What has changed, however, is that marketing and communications is no longer simply building messages and broadcasting them to the world. It has become a conversation with the customer. All of the ways for customers to gather information mean that you can no longer simply put your message out there and expect them to listen and conform. Social Media, the Internet, independent bloggers, tech/product media and many other sources. For many customers these are the first stops before even considering your company or product.
As a result, while the fundamentals of messaging and storytelling remain essentially unchanged, the way they are developed, presented and communicated are very different. A messaging framework can no longer just be a set of company focused messages that carry across all brand and campaign elements. It must be structured and presented in a way that all employees, not just sales people, within your company can have a dialogue with customers.
This does not mean that traditional marketing vehicles such as collateral, sales presentations, videos, etc. are irrelevant. They are more important than ever. The key is understanding that they set the groundwork for the conversation. They are all starting points rather than closing tools.
Social Media takes this dialogue one step further and makes the conversation transparent to everyone in the world. Now your marketing message is not only being broadcast, but your customer response is as well. Developing messaging frameworks to handle this kind of public discourse is critical.
How do you do this? My preferred method is through comprehensive messaging platforms that include conversational FAQs. Conversational FAQs are not simply questions and answers, but designed to promote dialogue with the customer, and are less restrictive and closed ended. They are also as honest as possible (lawyers hate this, but there are ways to do it while mitigating risk). With the amount of information available to customers these days, they know corporate speak BS when they hear it. If the customer feels like they are not being heard or having their issue addressed, they will respond in a public forum.

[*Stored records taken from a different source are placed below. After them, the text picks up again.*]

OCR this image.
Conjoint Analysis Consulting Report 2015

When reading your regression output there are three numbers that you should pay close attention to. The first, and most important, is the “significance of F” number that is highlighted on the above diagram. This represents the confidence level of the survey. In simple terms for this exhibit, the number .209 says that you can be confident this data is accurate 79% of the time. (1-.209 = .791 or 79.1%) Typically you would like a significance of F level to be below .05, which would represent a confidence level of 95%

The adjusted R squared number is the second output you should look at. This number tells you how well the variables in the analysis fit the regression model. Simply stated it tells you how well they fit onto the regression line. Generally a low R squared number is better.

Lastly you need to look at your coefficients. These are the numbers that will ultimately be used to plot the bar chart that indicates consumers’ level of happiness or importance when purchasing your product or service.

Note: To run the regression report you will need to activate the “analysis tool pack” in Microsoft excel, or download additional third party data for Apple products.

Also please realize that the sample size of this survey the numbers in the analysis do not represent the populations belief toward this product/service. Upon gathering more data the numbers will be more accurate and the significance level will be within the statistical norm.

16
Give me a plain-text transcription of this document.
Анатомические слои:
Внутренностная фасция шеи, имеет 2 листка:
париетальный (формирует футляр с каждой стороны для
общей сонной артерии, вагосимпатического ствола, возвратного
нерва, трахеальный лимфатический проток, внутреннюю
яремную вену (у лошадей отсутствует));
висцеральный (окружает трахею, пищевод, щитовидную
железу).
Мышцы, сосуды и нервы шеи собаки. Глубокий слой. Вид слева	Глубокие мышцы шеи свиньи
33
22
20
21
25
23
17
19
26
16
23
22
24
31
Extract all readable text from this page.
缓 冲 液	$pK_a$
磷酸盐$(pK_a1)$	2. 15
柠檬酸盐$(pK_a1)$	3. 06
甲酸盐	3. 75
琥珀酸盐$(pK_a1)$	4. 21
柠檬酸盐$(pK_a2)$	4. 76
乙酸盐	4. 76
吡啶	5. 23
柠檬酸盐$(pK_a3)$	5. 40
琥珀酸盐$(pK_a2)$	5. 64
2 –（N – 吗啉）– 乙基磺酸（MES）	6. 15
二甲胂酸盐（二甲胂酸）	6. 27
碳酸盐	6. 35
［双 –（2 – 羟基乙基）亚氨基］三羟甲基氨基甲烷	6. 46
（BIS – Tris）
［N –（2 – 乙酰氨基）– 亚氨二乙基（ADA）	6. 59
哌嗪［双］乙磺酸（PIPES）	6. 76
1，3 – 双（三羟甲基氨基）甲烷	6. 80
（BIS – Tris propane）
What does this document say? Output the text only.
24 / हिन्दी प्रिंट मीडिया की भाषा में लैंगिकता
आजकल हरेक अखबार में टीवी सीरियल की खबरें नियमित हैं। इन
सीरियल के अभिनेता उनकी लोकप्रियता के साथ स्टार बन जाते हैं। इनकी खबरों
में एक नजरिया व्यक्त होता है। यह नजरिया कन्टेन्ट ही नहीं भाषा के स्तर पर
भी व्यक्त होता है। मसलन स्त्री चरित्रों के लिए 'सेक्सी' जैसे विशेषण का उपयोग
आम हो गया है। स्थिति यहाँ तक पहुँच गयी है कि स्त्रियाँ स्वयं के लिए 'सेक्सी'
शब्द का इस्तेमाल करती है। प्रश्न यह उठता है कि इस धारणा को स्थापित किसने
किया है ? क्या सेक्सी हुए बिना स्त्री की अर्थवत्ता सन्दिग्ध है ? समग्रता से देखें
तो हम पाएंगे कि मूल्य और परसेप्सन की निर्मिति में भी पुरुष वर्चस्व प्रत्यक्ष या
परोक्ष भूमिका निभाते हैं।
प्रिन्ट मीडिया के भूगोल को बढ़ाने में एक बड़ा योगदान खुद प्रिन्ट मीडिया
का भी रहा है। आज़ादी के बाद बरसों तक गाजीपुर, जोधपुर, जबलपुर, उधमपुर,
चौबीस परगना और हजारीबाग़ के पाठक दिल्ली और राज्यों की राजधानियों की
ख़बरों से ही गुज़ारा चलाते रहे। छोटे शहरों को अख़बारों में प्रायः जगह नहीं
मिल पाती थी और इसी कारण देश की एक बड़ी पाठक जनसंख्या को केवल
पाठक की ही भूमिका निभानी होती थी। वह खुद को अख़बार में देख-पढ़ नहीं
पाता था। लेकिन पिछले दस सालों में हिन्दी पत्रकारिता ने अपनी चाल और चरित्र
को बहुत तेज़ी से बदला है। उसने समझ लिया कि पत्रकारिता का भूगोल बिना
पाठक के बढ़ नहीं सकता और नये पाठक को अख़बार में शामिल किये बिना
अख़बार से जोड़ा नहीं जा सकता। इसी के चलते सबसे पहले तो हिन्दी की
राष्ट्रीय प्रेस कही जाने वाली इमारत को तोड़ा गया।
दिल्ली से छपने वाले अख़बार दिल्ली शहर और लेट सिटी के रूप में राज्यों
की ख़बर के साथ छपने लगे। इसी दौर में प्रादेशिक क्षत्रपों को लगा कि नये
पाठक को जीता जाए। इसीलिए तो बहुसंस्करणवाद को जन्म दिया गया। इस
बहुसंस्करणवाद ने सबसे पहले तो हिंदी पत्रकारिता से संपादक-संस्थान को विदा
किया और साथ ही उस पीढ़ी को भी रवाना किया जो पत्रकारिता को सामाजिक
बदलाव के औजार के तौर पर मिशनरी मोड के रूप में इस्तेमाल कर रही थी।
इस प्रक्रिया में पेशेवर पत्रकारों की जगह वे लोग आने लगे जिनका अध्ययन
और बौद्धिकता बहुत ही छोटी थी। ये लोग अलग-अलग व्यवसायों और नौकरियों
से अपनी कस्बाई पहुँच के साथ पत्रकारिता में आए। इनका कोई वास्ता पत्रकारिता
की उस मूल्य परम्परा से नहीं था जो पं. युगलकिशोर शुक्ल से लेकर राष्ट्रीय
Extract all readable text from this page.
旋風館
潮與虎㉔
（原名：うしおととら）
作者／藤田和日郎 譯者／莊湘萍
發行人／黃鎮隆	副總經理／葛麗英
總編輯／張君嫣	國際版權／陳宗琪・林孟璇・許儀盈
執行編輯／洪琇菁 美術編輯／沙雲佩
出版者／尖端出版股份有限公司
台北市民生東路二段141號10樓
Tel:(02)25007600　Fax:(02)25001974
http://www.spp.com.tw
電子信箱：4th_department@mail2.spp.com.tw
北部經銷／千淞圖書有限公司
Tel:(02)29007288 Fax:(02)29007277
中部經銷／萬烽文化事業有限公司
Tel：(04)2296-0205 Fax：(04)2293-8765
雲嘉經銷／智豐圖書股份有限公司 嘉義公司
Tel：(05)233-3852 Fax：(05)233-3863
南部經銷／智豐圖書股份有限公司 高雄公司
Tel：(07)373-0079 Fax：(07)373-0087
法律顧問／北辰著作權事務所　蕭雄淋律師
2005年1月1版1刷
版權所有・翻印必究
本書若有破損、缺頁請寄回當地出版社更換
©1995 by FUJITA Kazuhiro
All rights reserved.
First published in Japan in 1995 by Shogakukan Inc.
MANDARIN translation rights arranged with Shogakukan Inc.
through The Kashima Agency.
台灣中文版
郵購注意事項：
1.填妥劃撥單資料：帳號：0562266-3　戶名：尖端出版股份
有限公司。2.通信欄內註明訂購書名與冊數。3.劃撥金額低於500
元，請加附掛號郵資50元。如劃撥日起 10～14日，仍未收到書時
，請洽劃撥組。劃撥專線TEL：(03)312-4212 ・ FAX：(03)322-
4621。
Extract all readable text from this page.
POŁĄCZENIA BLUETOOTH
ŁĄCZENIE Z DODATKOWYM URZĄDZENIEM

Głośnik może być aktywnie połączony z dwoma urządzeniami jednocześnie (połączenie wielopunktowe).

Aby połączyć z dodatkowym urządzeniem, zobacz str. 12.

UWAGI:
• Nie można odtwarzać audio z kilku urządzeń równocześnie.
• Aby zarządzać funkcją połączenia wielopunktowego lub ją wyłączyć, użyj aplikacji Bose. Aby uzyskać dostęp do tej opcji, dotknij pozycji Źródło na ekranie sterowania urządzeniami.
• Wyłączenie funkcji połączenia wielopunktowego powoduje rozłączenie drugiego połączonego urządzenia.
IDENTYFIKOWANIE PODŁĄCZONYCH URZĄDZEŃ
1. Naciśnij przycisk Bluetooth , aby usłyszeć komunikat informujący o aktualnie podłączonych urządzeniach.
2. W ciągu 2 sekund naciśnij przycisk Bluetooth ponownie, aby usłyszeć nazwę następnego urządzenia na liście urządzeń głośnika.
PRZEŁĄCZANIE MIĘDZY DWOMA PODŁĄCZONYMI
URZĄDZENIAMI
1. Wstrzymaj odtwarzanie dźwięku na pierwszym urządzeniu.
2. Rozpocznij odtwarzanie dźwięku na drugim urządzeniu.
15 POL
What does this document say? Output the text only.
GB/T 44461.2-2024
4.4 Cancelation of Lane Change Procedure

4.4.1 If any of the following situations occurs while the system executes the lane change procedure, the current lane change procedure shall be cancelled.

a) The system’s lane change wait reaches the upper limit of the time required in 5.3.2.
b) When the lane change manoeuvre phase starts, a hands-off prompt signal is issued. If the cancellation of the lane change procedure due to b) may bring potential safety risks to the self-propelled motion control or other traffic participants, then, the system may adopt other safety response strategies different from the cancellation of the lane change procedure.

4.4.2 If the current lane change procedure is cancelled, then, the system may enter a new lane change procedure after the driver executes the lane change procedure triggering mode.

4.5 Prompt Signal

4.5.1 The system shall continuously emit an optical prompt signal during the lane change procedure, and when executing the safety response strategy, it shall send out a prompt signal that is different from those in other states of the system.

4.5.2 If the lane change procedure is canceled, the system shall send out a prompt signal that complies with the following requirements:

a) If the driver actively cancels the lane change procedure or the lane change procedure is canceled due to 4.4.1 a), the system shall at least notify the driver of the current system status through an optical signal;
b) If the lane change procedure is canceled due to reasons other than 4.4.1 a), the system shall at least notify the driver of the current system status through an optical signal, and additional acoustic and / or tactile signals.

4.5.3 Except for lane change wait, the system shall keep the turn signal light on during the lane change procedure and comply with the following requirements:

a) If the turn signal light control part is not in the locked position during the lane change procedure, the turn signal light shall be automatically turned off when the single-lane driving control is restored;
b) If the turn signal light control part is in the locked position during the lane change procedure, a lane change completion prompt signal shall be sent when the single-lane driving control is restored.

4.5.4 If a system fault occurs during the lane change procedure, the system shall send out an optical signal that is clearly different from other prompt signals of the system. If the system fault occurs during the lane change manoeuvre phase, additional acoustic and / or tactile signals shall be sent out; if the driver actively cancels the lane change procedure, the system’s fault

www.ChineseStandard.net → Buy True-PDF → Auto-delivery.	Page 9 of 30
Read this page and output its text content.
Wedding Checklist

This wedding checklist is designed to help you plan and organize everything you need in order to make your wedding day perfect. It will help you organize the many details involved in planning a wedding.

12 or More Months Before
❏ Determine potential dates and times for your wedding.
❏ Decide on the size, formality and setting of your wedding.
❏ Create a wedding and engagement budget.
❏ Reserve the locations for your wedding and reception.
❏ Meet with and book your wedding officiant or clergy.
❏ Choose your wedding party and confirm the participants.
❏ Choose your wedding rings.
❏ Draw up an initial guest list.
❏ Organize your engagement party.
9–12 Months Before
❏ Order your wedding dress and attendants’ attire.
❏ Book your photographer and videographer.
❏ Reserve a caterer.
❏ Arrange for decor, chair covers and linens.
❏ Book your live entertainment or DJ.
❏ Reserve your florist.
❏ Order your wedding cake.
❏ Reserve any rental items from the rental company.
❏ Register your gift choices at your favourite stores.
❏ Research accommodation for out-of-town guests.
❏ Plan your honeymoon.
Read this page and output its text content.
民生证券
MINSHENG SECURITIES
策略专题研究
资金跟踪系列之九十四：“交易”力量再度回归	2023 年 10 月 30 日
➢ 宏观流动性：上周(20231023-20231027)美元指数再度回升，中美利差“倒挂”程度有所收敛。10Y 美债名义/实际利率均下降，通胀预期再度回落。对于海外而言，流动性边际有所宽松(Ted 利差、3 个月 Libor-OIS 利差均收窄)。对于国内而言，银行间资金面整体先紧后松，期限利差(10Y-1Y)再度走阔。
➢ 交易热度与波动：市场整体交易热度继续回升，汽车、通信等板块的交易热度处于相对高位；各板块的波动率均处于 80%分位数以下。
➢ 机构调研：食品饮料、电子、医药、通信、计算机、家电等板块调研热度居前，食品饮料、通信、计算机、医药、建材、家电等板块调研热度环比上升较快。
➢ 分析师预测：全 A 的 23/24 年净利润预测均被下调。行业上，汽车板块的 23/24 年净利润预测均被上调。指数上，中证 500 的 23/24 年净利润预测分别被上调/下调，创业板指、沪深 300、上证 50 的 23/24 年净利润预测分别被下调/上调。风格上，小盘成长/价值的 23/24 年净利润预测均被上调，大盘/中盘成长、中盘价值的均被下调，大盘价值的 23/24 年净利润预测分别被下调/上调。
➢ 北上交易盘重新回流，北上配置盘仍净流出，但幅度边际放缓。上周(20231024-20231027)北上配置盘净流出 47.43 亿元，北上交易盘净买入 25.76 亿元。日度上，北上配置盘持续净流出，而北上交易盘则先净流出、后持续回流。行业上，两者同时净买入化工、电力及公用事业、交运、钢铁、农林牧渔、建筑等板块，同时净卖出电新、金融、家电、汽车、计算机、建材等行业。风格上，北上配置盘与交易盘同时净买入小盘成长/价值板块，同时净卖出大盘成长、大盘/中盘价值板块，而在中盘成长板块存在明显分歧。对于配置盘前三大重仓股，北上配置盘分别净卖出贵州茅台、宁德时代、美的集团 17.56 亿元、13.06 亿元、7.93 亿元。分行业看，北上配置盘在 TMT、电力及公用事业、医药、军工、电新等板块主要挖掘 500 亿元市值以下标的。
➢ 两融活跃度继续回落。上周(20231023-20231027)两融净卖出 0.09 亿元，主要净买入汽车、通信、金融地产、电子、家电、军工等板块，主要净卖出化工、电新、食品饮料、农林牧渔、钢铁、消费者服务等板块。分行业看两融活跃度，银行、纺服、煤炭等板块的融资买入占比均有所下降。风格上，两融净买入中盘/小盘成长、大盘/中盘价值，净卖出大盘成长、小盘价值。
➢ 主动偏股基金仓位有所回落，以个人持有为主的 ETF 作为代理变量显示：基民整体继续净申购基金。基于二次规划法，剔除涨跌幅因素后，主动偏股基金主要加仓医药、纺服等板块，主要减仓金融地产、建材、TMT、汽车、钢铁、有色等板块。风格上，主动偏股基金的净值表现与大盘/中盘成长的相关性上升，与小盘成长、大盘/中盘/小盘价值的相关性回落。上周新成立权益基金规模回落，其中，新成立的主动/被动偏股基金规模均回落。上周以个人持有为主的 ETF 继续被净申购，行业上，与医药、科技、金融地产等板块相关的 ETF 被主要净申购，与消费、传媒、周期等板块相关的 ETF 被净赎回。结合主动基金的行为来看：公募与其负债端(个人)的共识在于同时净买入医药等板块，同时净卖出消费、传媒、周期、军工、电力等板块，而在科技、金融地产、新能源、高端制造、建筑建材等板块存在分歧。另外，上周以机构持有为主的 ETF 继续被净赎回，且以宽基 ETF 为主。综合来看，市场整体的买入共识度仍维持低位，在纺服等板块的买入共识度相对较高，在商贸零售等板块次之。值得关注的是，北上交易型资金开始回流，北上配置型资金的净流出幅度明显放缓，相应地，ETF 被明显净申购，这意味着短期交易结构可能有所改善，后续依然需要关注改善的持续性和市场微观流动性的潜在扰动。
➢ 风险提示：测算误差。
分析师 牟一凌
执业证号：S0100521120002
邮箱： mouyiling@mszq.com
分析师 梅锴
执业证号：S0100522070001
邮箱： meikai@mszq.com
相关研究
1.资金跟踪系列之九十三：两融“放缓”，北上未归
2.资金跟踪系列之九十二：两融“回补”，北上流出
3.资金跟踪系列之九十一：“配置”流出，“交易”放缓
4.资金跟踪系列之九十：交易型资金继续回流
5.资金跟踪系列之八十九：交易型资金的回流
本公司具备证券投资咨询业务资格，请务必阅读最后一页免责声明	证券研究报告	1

Who needs to have access to the messaging and FAQs? Everyone! If you think about all of the people in your company who come into contact with customers on a regular basis, it’s pretty daunting. It goes beyond sales and customer service, and your messaging platform – with accompanying FAQs – should be available to all employees. You want the receptionist at the front desk to be able to communicate your core messages the same way that your Social Media Director does. And since your CEO is your lead sales person they need to be saying the same thing too. All communicating a clear, coherent and concise message to customers and the marketplace at large.
So what’s changed? Nothing and everything. A solid, customer focused messaging framework and story is more important than ever, but it must be developed in a way that allows your company to have a dialogue with customers. It is no longer just a marketing vehicle, but a critical organization wide tool.